Kathmandu – The Department of Revenue Investigation (DRI) has filed a case against Silk Group Pvt. Ltd., seven subsidiary companies under the group, and its Chairman Ramesh Sherpa, along with nine other individuals, on charges of revenue leakage.
According to the DRI, the accused were involved in the illegal import and smuggling of 86,400 units of electronic cigarettes (vapes). The department’s charge sheet states that the accused caused a revenue loss of NPR 873,123,828.50 and should be penalized with an equal amount in fines, bringing the total recovery amount to NPR 1,746,247,657.
The vapes—worth nearly NPR 250 million—were recovered from a Silk Group warehouse located in Sital Height, Mahalaxmi Municipality, Lalitpur.
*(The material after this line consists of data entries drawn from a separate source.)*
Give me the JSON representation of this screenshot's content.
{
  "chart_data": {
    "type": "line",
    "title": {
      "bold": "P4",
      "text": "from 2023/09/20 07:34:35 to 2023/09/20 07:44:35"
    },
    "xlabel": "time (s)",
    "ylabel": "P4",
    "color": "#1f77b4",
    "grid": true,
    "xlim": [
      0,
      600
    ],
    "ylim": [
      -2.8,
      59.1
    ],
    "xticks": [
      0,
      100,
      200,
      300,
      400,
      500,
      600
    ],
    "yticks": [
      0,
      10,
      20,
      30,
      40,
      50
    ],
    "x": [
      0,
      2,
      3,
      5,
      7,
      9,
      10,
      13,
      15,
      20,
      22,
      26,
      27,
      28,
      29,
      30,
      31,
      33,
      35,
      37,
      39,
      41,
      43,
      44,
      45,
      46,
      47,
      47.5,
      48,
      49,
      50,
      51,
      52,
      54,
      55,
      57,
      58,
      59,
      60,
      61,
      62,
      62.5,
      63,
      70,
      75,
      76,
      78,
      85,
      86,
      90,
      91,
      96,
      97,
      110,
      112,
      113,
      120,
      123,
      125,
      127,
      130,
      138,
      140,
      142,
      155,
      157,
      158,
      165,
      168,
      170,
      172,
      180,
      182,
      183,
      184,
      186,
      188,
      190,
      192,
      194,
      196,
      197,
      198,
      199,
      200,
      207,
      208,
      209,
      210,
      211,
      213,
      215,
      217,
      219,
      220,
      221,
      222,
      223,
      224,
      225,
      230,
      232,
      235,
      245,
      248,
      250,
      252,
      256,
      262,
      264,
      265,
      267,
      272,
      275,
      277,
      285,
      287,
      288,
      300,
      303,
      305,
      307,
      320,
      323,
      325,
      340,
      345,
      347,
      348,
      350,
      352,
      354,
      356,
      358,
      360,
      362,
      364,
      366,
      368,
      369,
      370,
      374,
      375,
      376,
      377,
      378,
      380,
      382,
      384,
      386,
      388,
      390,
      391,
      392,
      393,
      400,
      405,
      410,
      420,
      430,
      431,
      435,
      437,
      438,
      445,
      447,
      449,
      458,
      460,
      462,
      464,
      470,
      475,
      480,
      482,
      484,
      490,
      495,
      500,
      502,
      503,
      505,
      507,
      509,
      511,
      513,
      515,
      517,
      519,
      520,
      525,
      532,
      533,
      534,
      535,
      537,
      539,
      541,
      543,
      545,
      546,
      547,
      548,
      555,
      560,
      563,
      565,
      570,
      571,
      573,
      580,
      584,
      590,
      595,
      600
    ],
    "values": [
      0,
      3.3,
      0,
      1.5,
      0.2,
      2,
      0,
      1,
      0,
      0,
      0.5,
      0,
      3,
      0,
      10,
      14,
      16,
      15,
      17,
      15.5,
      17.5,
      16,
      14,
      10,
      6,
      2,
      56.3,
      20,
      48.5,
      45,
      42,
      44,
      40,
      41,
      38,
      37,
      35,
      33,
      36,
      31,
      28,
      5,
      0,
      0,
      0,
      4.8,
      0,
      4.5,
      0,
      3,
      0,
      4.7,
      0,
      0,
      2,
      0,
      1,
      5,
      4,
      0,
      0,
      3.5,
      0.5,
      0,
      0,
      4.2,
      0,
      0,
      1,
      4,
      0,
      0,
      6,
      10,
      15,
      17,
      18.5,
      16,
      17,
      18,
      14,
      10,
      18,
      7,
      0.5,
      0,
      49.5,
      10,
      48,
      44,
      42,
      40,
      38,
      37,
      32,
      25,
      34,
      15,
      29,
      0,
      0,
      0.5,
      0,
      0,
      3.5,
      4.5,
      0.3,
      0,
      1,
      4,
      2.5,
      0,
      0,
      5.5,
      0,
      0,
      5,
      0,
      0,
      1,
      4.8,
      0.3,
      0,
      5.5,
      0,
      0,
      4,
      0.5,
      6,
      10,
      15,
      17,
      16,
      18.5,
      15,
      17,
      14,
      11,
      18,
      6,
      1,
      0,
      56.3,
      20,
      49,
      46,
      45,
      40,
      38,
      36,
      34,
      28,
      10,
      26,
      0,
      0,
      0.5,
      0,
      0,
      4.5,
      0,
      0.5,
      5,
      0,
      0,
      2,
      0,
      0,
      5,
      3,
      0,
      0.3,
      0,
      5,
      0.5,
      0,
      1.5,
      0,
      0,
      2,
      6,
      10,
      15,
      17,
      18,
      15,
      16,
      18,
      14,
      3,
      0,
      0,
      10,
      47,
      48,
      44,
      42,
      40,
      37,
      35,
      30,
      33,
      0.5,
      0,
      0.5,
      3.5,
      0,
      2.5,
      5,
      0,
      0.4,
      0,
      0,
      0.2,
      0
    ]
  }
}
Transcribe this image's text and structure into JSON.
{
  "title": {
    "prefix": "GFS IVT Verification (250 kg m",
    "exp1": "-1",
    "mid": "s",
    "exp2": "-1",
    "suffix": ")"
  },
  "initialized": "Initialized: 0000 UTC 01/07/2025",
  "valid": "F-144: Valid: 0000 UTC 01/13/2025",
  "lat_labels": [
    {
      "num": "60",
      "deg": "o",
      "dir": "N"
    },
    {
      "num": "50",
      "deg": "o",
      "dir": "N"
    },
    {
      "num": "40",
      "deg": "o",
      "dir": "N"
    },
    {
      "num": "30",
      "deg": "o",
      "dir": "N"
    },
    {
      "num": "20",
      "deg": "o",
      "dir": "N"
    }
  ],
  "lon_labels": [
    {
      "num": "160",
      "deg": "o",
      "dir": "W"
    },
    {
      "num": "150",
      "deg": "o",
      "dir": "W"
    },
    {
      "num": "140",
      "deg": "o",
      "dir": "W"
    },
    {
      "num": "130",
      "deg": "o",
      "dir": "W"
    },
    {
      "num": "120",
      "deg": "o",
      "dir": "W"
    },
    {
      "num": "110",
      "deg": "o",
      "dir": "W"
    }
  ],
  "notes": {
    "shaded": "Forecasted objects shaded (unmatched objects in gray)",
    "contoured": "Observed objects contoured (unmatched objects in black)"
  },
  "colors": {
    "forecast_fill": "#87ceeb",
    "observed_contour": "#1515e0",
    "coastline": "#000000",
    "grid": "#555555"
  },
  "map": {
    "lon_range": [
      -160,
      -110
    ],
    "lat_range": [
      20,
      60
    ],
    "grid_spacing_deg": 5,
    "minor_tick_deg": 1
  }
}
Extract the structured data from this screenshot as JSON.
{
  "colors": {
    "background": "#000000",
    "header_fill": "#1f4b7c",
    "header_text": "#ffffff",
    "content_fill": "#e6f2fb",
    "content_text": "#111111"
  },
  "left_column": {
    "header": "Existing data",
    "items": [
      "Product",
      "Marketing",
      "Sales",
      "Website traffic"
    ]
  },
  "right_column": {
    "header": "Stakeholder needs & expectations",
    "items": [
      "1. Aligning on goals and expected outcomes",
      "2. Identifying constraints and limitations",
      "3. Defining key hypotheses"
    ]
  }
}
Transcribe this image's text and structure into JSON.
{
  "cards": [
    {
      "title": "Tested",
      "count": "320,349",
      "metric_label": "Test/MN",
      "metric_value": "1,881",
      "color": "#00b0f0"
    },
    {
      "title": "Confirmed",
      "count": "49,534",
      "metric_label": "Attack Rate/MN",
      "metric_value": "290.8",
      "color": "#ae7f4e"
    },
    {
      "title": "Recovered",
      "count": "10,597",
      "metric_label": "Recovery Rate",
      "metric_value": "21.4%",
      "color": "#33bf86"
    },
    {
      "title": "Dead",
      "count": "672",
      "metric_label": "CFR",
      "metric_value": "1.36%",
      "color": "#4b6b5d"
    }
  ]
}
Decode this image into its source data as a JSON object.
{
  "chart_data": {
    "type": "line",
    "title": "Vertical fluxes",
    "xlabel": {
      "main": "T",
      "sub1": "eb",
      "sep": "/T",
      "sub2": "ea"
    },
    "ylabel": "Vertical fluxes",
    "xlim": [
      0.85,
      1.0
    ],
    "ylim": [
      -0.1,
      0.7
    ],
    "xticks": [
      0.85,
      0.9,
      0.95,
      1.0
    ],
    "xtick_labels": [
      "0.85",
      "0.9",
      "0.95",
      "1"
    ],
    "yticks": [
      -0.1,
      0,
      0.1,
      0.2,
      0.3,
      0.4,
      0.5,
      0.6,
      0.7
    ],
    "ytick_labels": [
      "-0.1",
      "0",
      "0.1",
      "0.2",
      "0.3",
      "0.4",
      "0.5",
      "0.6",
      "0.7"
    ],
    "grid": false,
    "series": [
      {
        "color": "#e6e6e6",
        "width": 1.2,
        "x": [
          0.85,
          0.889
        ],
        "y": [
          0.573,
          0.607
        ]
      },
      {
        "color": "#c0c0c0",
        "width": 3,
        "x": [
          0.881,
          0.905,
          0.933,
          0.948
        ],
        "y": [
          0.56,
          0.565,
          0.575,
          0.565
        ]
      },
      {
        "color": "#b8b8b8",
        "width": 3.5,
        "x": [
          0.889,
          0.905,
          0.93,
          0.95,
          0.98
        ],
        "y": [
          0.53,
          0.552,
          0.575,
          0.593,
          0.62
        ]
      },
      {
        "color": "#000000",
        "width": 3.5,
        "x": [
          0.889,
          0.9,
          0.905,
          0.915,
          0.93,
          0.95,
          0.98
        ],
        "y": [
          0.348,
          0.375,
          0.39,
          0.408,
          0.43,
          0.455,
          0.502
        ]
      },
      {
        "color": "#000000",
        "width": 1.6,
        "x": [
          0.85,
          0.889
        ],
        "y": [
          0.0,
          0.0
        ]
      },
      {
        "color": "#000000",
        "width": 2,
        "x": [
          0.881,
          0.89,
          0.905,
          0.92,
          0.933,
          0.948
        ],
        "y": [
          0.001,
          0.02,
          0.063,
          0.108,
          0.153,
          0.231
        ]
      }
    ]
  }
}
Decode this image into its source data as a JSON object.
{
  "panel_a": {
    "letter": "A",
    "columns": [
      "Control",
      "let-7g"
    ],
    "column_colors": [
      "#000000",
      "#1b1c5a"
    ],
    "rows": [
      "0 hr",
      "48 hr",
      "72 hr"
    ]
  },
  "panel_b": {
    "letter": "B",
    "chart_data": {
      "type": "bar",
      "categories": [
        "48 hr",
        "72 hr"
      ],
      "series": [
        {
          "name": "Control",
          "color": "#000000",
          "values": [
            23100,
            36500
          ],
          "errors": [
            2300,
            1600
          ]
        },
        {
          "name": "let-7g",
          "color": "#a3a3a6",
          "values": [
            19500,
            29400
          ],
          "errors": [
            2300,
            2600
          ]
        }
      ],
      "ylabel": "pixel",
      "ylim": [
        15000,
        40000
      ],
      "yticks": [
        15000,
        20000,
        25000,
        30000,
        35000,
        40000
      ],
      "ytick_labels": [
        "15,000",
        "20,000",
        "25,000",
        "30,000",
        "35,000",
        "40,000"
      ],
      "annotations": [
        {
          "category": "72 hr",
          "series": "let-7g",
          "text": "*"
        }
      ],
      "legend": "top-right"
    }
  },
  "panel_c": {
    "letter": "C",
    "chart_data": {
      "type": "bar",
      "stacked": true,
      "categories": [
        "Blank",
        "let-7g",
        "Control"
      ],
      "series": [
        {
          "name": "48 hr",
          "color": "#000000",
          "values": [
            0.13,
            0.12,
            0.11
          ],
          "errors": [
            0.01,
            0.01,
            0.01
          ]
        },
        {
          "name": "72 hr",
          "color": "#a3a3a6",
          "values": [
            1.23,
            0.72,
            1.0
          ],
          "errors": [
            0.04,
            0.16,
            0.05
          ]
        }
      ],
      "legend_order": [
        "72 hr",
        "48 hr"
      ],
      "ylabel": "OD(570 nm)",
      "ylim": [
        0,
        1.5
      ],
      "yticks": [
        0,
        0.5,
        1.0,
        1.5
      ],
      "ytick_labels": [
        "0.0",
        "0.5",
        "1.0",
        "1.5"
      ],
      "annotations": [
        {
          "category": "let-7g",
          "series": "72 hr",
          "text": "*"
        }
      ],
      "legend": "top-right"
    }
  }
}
The operation followed the arrest of Bhagwatnath Chaudhary from Balar Municipality, Sarlahi, on January 5 (Poush 21) after receiving intelligence about large-scale smuggling of such goods.
Based on Chaudhary’s statement, the DRI raided the RM Trade and Suppliers warehouse in Sital Height, where the smuggled vapes were found. The department also arrested Mahesh Prasad Pathak of Kanchanpur, operator of RM Trade and Suppliers, and Santosh Parajuli of Sindhupalchok, transport manager at Silk Group.
The DRI’s investigation identified the key role of Ramesh Sherpa and Bijay Sherpa in the smuggling operation. It also found that five Silk Group companies sold 38,924 units of vapes from stock without issuing official invoices.
Furthermore, the charge sheet alleges that Silk Group and its seven subsidiaries purchased 316,315 units of vapes smuggled through customs evasion and engaged in multiple layers of fake transactions to conceal the source of purchase, thereby making fraudulent VAT deduction claims.